Music as good as it gets, lyrics as deep as ocean : The Tribune India

Deepkamal Kaur

Tribune News Service

Jalandhar, November 7

Having made a big name for himself in the field of Punjabi music as a singer, music director, lyricist and even actor, Nirmal Sidhu, 59, is still a name to reckon with.

Best known for his song ‘mere dil da khidona’, Sidhu has made a mark in the world of music for over 40 years. He has whipped up a number of albums and even composed music for Punjabi ones like ‘charkha di kook’ and films like ‘Truck Driver’, ‘Purja Purja Kat Mare’ and ‘Lohri Di Raat’ and ‘Charda Suraj’. He also worked in the Bollywood from 2000 to 2002 and for over a decade has been composing music and performing in the UK.

The best part about his music is that the lyrics have always given a message. Anyone who sings his popular song ‘uda aeda’ can learn the 35-Akhar Mala of Punjabi. His song ‘vigdi aulad’ teaches a lesson to spoilt children and ‘maa peyo’, with its powerful videos, tries to inculcate family values. He has also written songs on drug addiction problems, unemployment and most recently produced a track ‘kisaani masle’.

Sidhu, who originally hails from Faridkot but has done most of his art in Jalandhar, recalls his initial days, “My father was engaged in agriculture work.
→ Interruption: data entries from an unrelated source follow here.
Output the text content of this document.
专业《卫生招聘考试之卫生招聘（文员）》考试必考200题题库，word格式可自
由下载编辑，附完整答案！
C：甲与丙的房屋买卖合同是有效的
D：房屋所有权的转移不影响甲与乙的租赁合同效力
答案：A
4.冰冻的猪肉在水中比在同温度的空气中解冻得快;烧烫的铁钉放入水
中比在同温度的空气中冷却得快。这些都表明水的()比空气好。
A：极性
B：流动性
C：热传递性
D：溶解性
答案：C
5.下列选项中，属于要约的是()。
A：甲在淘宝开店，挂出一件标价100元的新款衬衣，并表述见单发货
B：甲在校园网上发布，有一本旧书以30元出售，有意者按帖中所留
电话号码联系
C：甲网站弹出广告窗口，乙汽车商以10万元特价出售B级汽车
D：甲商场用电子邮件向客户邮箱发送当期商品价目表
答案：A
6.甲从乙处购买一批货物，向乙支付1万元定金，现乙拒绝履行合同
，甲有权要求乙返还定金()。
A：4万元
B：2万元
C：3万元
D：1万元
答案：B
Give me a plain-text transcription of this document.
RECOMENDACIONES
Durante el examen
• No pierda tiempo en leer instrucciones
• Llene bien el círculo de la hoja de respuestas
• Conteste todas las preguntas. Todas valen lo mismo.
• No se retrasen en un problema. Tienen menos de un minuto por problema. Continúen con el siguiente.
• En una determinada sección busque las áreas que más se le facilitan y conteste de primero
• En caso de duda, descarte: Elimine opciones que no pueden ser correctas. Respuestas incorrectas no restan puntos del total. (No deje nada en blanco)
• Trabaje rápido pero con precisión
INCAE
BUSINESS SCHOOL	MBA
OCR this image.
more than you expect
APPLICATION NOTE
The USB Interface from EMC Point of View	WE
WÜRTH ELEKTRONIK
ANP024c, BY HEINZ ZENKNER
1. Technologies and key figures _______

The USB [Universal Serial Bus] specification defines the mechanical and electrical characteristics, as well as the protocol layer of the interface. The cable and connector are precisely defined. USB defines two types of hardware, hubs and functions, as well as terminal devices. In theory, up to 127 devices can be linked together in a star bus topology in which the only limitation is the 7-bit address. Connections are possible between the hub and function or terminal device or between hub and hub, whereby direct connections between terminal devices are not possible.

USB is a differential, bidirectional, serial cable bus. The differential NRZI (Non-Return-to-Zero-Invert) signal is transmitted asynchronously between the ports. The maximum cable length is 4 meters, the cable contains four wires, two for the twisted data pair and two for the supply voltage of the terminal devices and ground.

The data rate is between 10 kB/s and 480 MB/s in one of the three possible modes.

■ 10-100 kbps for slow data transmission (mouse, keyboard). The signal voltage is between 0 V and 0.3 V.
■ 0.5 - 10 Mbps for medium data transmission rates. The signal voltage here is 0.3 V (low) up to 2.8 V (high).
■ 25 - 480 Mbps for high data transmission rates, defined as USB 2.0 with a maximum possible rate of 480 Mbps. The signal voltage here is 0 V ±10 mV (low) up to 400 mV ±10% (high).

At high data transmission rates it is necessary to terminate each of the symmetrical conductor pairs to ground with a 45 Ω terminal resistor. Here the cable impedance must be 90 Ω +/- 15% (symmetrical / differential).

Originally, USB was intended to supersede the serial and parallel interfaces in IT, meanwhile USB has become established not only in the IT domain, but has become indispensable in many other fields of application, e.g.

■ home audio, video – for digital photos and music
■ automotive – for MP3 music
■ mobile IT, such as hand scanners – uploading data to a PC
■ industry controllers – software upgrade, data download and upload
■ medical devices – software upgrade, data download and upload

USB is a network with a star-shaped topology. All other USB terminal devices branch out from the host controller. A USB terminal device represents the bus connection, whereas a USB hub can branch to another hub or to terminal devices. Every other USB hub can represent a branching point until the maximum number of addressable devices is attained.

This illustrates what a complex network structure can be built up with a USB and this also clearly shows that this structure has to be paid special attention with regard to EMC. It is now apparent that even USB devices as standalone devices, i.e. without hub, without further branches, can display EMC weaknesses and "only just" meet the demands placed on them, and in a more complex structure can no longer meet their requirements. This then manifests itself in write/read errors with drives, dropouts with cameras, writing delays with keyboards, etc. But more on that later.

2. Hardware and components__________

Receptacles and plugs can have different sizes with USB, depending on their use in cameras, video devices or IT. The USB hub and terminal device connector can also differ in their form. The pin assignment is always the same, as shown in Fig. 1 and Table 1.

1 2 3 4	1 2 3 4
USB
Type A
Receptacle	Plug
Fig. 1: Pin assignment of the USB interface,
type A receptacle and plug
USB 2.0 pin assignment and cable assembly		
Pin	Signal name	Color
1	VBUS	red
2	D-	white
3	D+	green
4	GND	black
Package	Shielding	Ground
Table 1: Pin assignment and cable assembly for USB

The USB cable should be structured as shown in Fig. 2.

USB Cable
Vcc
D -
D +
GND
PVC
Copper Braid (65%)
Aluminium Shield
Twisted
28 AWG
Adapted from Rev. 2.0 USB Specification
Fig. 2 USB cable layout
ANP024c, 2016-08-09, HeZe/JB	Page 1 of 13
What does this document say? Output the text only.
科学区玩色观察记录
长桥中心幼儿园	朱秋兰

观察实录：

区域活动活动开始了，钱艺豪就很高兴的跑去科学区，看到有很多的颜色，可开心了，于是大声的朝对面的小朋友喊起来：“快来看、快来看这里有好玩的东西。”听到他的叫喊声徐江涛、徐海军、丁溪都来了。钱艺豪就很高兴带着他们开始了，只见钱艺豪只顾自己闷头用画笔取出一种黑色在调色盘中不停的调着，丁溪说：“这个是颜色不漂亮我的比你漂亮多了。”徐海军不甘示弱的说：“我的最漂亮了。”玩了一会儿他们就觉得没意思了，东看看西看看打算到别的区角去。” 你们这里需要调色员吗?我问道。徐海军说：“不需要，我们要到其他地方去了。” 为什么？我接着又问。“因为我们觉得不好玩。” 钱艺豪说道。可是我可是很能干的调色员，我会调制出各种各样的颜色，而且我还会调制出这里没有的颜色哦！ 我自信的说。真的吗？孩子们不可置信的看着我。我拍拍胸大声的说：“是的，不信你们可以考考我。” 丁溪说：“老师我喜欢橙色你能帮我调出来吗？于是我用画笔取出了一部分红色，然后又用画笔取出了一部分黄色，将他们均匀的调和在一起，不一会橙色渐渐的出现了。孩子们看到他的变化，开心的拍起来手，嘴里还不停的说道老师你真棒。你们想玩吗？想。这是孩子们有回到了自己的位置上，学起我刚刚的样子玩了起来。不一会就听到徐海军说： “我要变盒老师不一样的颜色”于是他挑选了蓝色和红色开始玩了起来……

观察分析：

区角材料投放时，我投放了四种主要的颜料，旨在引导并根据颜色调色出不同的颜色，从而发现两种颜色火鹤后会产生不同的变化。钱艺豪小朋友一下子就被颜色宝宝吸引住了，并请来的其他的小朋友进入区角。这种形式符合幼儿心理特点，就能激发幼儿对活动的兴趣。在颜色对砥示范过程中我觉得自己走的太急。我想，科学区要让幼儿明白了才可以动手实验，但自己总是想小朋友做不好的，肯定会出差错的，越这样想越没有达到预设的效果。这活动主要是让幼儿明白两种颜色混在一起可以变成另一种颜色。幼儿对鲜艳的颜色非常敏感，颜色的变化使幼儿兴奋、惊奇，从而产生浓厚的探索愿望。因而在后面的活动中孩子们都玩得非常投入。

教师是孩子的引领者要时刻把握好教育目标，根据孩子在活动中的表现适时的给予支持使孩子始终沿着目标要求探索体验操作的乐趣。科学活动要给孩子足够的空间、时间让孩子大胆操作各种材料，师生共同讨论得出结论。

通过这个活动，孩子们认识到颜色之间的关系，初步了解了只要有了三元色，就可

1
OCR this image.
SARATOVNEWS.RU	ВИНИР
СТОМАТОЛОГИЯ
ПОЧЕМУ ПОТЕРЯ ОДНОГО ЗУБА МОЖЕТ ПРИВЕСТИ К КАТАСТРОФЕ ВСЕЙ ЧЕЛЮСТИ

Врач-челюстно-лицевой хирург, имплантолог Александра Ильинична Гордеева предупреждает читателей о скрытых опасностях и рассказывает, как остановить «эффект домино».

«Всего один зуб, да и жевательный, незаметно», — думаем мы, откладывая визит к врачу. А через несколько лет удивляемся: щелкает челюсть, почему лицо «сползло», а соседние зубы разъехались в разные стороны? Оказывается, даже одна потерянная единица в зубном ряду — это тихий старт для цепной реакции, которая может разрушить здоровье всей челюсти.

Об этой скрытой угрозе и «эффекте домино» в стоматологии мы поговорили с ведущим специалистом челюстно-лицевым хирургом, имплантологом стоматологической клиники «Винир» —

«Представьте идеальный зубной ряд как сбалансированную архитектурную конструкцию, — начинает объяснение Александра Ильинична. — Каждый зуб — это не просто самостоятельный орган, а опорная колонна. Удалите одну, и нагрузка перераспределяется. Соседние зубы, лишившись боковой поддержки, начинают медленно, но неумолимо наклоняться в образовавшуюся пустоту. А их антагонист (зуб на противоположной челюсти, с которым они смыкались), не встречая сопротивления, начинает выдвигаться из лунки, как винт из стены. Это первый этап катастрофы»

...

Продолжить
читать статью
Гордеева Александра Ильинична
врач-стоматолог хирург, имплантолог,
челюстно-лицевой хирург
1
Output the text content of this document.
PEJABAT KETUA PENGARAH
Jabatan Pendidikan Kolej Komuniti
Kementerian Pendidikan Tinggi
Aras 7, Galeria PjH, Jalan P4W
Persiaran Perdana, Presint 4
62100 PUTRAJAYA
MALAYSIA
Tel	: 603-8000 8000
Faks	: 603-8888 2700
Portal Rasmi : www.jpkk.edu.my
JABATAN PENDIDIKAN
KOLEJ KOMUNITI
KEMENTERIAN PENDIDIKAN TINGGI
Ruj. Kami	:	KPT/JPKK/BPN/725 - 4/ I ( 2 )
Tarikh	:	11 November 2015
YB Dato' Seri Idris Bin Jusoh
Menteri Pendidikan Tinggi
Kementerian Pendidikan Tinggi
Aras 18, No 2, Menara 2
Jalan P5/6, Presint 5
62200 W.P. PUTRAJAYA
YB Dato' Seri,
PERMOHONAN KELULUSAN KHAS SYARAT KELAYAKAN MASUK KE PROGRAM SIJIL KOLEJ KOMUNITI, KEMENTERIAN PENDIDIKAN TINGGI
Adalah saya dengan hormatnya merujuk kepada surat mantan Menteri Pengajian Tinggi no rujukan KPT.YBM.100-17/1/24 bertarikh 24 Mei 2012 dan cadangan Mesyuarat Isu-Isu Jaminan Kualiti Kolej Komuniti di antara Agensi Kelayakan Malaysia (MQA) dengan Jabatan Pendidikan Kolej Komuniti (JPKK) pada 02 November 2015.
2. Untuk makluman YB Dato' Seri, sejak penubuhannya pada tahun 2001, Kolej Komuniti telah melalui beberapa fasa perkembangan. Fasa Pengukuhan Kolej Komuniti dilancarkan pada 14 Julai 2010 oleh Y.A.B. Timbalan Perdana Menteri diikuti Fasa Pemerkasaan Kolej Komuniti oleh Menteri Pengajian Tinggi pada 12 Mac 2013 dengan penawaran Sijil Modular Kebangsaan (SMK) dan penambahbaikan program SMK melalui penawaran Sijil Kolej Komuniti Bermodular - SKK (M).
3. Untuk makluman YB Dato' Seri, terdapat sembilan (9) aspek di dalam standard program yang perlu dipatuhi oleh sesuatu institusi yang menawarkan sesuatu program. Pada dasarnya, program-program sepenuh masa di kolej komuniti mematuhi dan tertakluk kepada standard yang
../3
Belonging to a religious, I was a professional pathi in a gurdwara since my childhood. As a pathi, I began touring Delhi, Rajasthan and Mumbai. I even started performing kirtan getting inspired from Bhai Kartar Singh Khalsa and served as dhadhi as well.”

It was his senior kirtan performer Naginder Singh Chahal who changed his life. “I gave up studying before the age of ten years and he told me that this won’t do any good in future. He inspired me to go to school again and I joined Pracheen Kala Kendra and did Visharad. I learnt classical singing with an aim to become a music teacher in a school or college,” he shares.

In 1980s, he went to Ludhiana, then a big market for Punjabi music. He began playing harmonium for all top singers, including Surinder Chhinda, Lal Chand and even Chamkeela. In 1988, his song ‘mere dil da khodona’ made him an overnight star. “Three years later, I came to Jalandhar and appeared for a radio gradation exam which I cleared. I even became an approved music director for the DD,” he tells. It was around this time that he recorded the first song for Master Saleem ‘charkhe di kook’ which again took the limelight.

Sidhu a proud father as his two sons have carried forward his legacy. Nav Sidhu and Robin Raj Sidhu are now settled in the UK. “The elder is a civil engineer by qualification but has established himself as a singer, composer and a writer. The younger one is a professional video director,” he reveals.

The second stage

Afterwards came the era of his music composition and lyrics writing for Punjabi movies. In 2000, he stepped into Bollywood coming up with a music album ‘sheeshe ka dil’ which had two Hindi and six Punjabi tracks. He even collaborated with Zee Music and singers like Jaspinder Narula. His track ‘daru teri mari’, too, became a hit. From 2007-16, Sidhu developed his set up in the UK. From working on tumbi and dholki, he inched towards Punjabi pop music which was the demand of the changing times. “I evolved and began working on drum, dhol and bass creating fusion music and doing some hip-hop. In four decades, the music industry has transformed completely. Had I not adapted myself, I would have been forgotten. Change is the biggest necessity. Whether I am in Jalandhar or Faridkot or UK, I still work and create at least one track a month. My most favourite track since my UK days has been ‘hurrrrr Punjabi’, followed by ‘sher Punjabi’ and ‘putt jattan de’. I also set up my label titled Hit Maker Recordz,” he says.